For one long weekend in late September each year, a mile-long section of Cincinnati along the banks of the Ohio River known as Sawyer's Point and Yeatman's Cove transforms for Oktoberfest Zinzinnati to celebrate the city's German heritage. Festivities include the gemütlichkeit games, aka goodwill games, featuring a pretzel toss and beer stein race, the annual "Running of the Wieners," a hilarious spectacle of wiener dogs dressed as wieners running through the streets, and the world's largest chicken dance.

And of course, there are dozens of vendors serving up German (and German-inspired) food, like goetta, a Cincinnati specialty made from steel-cut oats and ground meat, and lots and lots of beer. After all, in addition to being a major hub in the German Belt, Cincinnati is one of the best cities in America for beer lovers. But to see how deep Cincinnati's German legacy really goes, you'll have to head a mile or so up the road ... and up to four stories underground.

Cincinnati's brewing legacy goes deeper than you probably think

Among the German immigrants settling in the United States in the mid-1800s were brewers who brought a new style of beer — lager — to Cincinnati. Lagers have a longer fermentation process than other beers, which means they need to be aged for six to nine months. Cincinnati's breweries had to get creative to find a way to store massive quantities of beer in temperature-controlled conditions while it aged, and so they installed another German innovation — beer caverns.

Beneath the streets of Over the Rhine, known locally as OTR, lies a network of subterranean vaults some 40 feet deep, where Cincinnati's German brewers once stored barrels of aging lager. But Prohibition, two world wars, and modern refrigeration techniques rendered the caverns obsolete, and the once bustling neighborhood of OTR was all but forgotten — except for a brief moment of infamy when it was named one of America's most dangerous districts in 2009, beating out Compton and Los Angeles.

But OTR has experienced a revival in recent years, in part due to the rise of craft brewing.
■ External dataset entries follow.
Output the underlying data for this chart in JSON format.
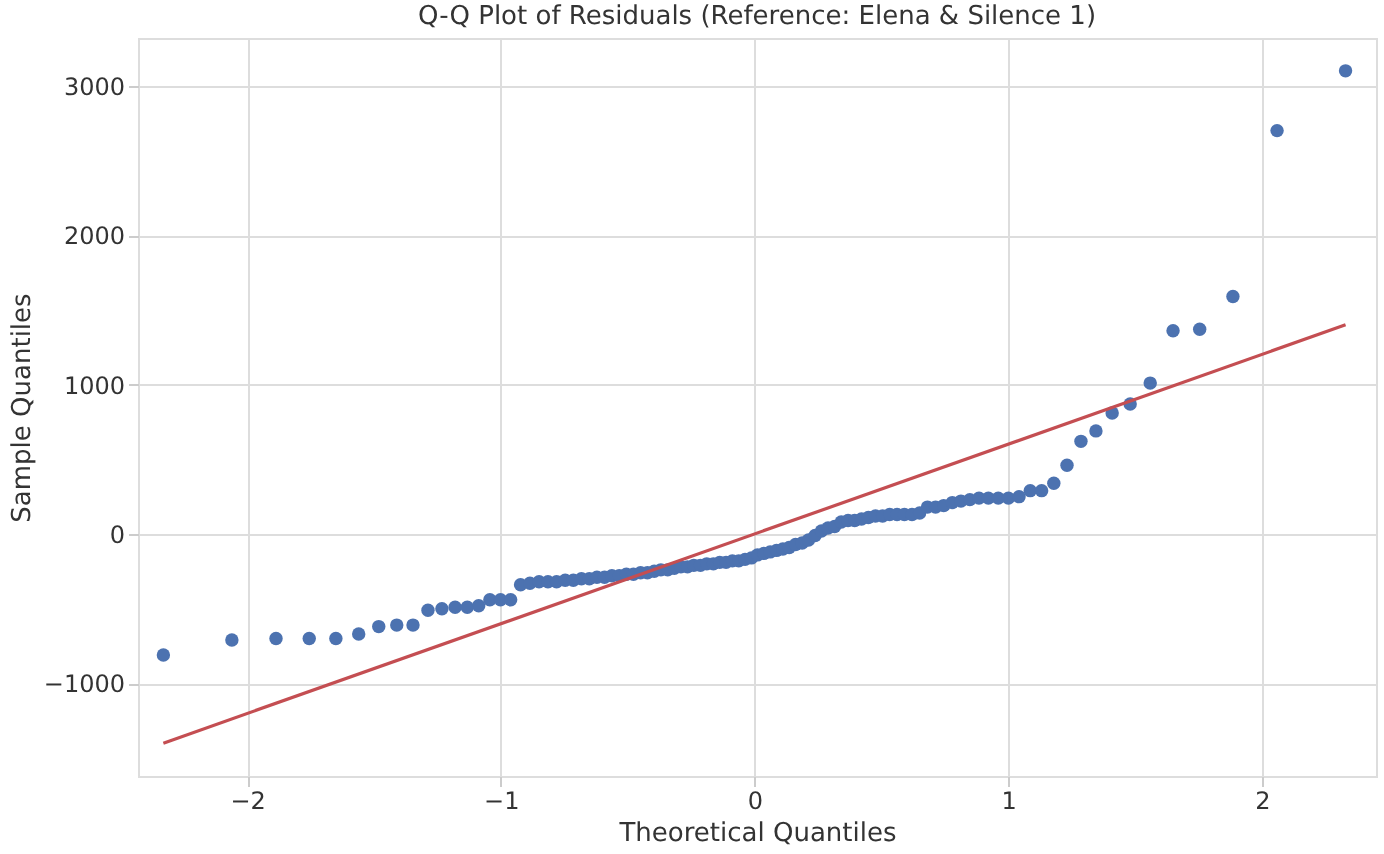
{
  "chart_data": {
    "type": "scatter",
    "title": "Q-Q Plot of Residuals (Reference: Elena & Silence 1)",
    "xlabel": "Theoretical Quantiles",
    "ylabel": "Sample Quantiles",
    "xlim": [
      -2.43,
      2.45
    ],
    "ylim": [
      -1620,
      3320
    ],
    "xticks": [
      {
        "value": -2,
        "label": "−2"
      },
      {
        "value": -1,
        "label": "−1"
      },
      0,
      1,
      2
    ],
    "yticks": [
      {
        "value": -1000,
        "label": "−1000"
      },
      0,
      1000,
      2000,
      3000
    ],
    "grid": true,
    "series": [
      {
        "color": "#4c72b0",
        "marker": "circle",
        "x": [
          -2.33,
          -2.06,
          -1.886,
          -1.755,
          -1.65,
          -1.56,
          -1.481,
          -1.41,
          -1.346,
          -1.287,
          -1.232,
          -1.18,
          -1.132,
          -1.087,
          -1.043,
          -1.001,
          -0.961,
          -0.922,
          -0.885,
          -0.849,
          -0.814,
          -0.78,
          -0.746,
          -0.714,
          -0.682,
          -0.651,
          -0.621,
          -0.591,
          -0.562,
          -0.533,
          -0.505,
          -0.477,
          -0.449,
          -0.422,
          -0.395,
          -0.369,
          -0.342,
          -0.316,
          -0.29,
          -0.264,
          -0.239,
          -0.213,
          -0.188,
          -0.162,
          -0.137,
          -0.112,
          -0.087,
          -0.062,
          -0.037,
          -0.012,
          0.012,
          0.037,
          0.062,
          0.087,
          0.112,
          0.137,
          0.162,
          0.188,
          0.213,
          0.239,
          0.264,
          0.29,
          0.316,
          0.342,
          0.369,
          0.395,
          0.422,
          0.449,
          0.477,
          0.505,
          0.533,
          0.562,
          0.591,
          0.621,
          0.651,
          0.682,
          0.714,
          0.746,
          0.78,
          0.814,
          0.849,
          0.885,
          0.922,
          0.961,
          1.001,
          1.043,
          1.087,
          1.132,
          1.18,
          1.232,
          1.287,
          1.346,
          1.41,
          1.481,
          1.56,
          1.65,
          1.755,
          1.886,
          2.06,
          2.33
        ],
        "values": [
          -810,
          -710,
          -700,
          -700,
          -700,
          -670,
          -620,
          -610,
          -610,
          -510,
          -500,
          -490,
          -490,
          -480,
          -440,
          -440,
          -440,
          -340,
          -330,
          -320,
          -320,
          -320,
          -310,
          -310,
          -300,
          -300,
          -290,
          -290,
          -280,
          -280,
          -270,
          -270,
          -260,
          -260,
          -250,
          -240,
          -240,
          -230,
          -220,
          -220,
          -210,
          -210,
          -200,
          -200,
          -190,
          -190,
          -180,
          -180,
          -170,
          -160,
          -140,
          -130,
          -120,
          -110,
          -100,
          -90,
          -70,
          -60,
          -40,
          -10,
          20,
          40,
          50,
          80,
          90,
          90,
          100,
          110,
          120,
          120,
          130,
          130,
          130,
          130,
          140,
          180,
          180,
          190,
          210,
          220,
          230,
          240,
          240,
          240,
          240,
          250,
          290,
          290,
          340,
          460,
          620,
          690,
          810,
          870,
          1010,
          1360,
          1370,
          1590,
          2700,
          3100
        ]
      },
      {
        "type": "line",
        "color": "#c44e52",
        "line_style": "solid",
        "x": [
          -2.33,
          2.33
        ],
        "values": [
          -1400,
          1400
        ]
      }
    ]
  }
}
I went to school in Cincinnati from 2007 to 2013, and I remember the moment when OTR's reputation changed, seemingly overnight, into a trendy hipster hot spot. Fortunately, unlike most cities whose brewing infrastructure was destroyed in the age of Prohibition, Cincinnati's caverns are still standing, and some have been unsealed for tourists to visit. If you need to get away from the crowds of Oktoberfest Zinzinnati, hike up the hill to OTR, where you can visit the breweries and experience the city's German heritage for yourself.